Indicaciones: Consume media cucharadita de esta mezcla directamente antes de dormir, seguida de un sorbo de agua tibia si lo deseas. La miel suaviza el sabor y protege la mucosa gástrica.
3. Infusión Nocturna Relajante
Preparación: En una taza, coloca un diente de ajo entero (ligeramente aplastado con el cuchillo, sin machacar) y una rodaja fina de jengibre fresco. Vierte agua hirviendo, tapa y deja infusionar durante 5-7 minutos.

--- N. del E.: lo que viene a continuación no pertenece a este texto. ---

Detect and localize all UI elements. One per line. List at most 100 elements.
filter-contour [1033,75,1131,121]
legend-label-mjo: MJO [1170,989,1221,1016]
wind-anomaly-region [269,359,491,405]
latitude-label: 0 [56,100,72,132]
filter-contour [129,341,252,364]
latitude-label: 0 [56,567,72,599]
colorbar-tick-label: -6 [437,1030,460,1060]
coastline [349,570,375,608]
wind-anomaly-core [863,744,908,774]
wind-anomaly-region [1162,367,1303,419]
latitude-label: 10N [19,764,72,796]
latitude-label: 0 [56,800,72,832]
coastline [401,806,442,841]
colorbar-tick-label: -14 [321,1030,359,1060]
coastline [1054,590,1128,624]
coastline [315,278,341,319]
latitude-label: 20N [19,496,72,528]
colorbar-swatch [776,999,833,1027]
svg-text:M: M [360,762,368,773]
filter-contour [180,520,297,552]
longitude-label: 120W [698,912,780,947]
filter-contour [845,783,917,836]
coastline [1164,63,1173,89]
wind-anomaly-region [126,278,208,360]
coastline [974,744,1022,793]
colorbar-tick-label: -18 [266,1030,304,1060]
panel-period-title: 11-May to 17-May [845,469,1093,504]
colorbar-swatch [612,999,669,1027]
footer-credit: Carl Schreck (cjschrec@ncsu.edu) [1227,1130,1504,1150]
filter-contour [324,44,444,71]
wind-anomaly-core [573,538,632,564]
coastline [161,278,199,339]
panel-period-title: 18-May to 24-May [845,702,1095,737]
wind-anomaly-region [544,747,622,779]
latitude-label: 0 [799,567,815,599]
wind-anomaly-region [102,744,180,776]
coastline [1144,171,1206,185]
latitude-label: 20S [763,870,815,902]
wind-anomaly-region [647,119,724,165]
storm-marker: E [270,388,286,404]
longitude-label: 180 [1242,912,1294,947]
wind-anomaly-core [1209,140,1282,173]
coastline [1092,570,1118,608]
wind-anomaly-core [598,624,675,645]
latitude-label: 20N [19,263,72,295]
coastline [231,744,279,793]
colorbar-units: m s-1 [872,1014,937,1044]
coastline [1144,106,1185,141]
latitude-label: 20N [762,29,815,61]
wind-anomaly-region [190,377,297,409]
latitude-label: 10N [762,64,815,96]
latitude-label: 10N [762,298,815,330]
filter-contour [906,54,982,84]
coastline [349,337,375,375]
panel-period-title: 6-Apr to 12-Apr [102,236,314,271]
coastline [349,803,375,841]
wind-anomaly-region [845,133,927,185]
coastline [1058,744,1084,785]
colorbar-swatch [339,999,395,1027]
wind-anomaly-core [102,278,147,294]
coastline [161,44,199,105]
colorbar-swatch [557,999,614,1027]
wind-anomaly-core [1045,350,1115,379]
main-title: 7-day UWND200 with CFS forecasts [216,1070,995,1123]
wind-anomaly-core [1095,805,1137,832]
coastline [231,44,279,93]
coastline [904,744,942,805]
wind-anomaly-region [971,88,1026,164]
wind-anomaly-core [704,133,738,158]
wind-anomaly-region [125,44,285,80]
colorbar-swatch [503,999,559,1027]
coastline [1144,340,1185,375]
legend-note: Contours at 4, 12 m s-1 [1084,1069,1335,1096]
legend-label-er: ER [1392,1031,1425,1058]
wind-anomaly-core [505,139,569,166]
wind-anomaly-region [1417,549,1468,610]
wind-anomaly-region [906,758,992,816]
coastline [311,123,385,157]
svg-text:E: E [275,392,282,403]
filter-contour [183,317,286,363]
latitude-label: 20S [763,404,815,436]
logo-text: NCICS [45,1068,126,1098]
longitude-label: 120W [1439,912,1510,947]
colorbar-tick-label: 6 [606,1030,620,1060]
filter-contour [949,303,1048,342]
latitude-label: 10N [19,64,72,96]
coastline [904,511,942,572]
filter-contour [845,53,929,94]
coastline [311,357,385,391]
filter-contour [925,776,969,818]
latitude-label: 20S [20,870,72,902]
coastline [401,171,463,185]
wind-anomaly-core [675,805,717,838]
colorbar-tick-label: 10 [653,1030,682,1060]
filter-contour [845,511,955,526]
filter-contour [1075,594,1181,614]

Cuela y añade una cucharadita de miel y el jugo de medio limón.
Indicaciones: Bebe esta infusión caliente media hora antes de acostarte. Es la opción perfecta para principiantes o para quienes encuentran el ajo crudo demasiado fuerte. La combinación con jengibre y limón potencia su efecto antioxidante.
Precaución Esencial: Si tomas medicamentos anticoagulantes o tienes problemas de acidez gástrica, consulta con tu médico antes de iniciar este hábito. Escucha a tu cuerpo; comienza con cantidades pequeñas y observa cómo respondes. Esta noche, podrías dar el primer paso hacia un descanso más profundo y un despertar renovado, usando simplemente lo que la naturaleza te ha brindado.